Le pavillon Menara vaut-il le détour ?

Vous laissez la circulation derrière vous, suivez un chemin poussiéreux qui serpente entre les oliviers, et le paysage s'ouvre soudain sur un vaste bassin d'eau calme. Le toit végétalisé du pavillon, ses murs ocres et, par temps clair, l'horizon de l'Atlas confèrent à la Menara une grandeur sereine et horizontale qui contraste fortement avec la médina exiguë de Marrakech.

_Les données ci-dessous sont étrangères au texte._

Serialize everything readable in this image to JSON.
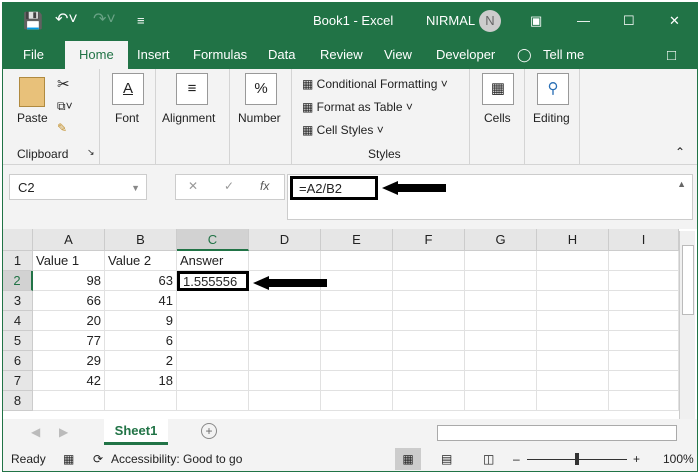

Menara a été créé à l'origine comme verger royal et réservoir, conçu autant pour réguler l'eau que pour offrir un cadre esthétique. Cette vocation continue de définir ce lieu : le bassin, les bosquets et le pavillon trouvent tous leur sens en tant qu'éléments d'un paysage fonctionnel façonné par les dynasties, et non d'un parc purement décoratif.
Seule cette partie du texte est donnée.